First of all — wow. That really is an impressive roster of tv moms. Maybe even authoritative. We could quibble. Where’s Mrs. Winslow of Family Matters? She was way more tolerant of Steve Urkel than most of the moms in our neighborhood would have been. Marge Simpson, too, endures so much in taking care of her dysfunctional family. No Barbara Billingsley? Really? One of our colleagues had some unkind things to say about Mrs. Brady, but we still think it’s a good list. (What would a list of Bad Moms look like? Television seems to have steered clear of that tricky subject. You can find them in great literature, such as Oedipus or Hamlet. You can certainly find them in the movies — Mommie Dearest, or Angelica Huston in The Grifters. And you’d better not forget the baddest mother of all, Samuel L. Jackson in Pulp Fiction.)

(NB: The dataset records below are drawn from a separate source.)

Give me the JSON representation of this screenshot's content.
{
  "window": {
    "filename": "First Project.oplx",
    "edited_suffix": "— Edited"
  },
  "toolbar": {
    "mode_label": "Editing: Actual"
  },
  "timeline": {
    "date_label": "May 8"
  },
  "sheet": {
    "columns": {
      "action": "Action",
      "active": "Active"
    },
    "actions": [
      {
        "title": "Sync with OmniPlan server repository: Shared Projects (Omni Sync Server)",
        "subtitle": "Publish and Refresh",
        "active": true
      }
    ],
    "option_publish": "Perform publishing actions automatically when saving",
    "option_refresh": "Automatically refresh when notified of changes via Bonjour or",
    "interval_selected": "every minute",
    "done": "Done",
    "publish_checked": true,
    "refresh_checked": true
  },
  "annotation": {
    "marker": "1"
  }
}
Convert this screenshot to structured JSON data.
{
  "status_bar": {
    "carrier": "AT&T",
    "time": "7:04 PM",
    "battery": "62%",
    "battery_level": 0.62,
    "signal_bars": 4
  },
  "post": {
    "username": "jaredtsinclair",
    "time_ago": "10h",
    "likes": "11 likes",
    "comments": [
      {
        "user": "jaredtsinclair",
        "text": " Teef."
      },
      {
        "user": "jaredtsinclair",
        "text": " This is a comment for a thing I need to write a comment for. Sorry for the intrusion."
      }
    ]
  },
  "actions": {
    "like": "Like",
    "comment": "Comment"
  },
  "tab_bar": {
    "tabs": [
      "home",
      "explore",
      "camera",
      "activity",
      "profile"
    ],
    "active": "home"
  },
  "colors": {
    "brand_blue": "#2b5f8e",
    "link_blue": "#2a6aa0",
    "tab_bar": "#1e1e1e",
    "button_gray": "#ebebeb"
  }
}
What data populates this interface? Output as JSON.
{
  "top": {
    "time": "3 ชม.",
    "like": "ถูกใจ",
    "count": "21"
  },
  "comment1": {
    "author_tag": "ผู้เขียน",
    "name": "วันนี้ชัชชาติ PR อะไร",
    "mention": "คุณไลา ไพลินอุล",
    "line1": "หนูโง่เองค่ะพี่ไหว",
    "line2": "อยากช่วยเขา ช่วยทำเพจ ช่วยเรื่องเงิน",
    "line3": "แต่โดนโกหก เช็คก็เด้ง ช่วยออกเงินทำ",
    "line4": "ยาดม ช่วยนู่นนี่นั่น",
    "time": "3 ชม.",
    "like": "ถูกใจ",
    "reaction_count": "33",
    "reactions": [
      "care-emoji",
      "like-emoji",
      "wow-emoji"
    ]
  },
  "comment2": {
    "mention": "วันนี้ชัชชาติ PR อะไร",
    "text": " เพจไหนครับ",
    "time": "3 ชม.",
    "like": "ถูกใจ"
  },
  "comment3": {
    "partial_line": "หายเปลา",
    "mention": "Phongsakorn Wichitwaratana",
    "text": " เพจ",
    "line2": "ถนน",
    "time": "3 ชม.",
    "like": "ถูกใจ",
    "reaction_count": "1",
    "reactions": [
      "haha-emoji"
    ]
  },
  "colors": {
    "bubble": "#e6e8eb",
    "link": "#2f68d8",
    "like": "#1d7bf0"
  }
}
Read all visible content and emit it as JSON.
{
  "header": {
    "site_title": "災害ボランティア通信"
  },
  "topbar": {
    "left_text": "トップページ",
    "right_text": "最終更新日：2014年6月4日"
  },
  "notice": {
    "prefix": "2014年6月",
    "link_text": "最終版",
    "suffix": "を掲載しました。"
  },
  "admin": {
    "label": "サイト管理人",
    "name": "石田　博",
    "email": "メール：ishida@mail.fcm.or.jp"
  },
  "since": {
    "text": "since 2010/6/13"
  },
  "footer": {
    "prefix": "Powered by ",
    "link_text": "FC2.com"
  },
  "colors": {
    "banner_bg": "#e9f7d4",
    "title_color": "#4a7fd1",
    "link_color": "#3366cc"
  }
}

There are many cases where plaintiffs claim that advertising is deceptive and overpowering and most of the time those claims are pure hooey. But bring in Mom, and now you’re talking. We probably do trust Mom on just about anything, even on medical matters, and even if she made us wear socks filled with onions when we had a fever. The fact is that the moms in the Vicks campaign were not lying. And how dare you suggest they were?! Did the judge consider awarding sanctions against the mom-bashers? Maybe at least a time-out?

Plaintiffs lobbed in some other claims, but they all foundered on the same grounds: lack of deception and lack of injury. Plaintiffs claimed they would not have purchased the products had they “been aware of the fact … that it was illegal for P&G to sell” them. Loreto, slip op. at 20. That claim is wildly improbable (it’s like adult plaintiffs in cigarette cases claiming they wouldn’t have bought cigarettes if they knew the companies had some internal documents that discussed youth smoking) and in any event, is just another attempt to ride piggy-back on the FDA warning letter. Plaintiffs also submitted the tired old consumer fraud claim that the price charged for the misrepresented product “‘was higher than it should have been as a result of defendant’s fraudulent marketing campaign.'” Id. at 22. Such a claim is usually followed by an “expert” affidavit with shady calculations and stratospheric sums. But, as the Loreto court held, there is no need to go there because “[a] consumer has not suffered ascertainable loss where that consumer gets what he/she paid for.” Id. at 21. Nowhere in the Complaint was there any factual allegation that Plaintiffs did not get what they were told and did not “receive any represented benefit.” Id. at 23.

In other words, maybe those moms were right after all.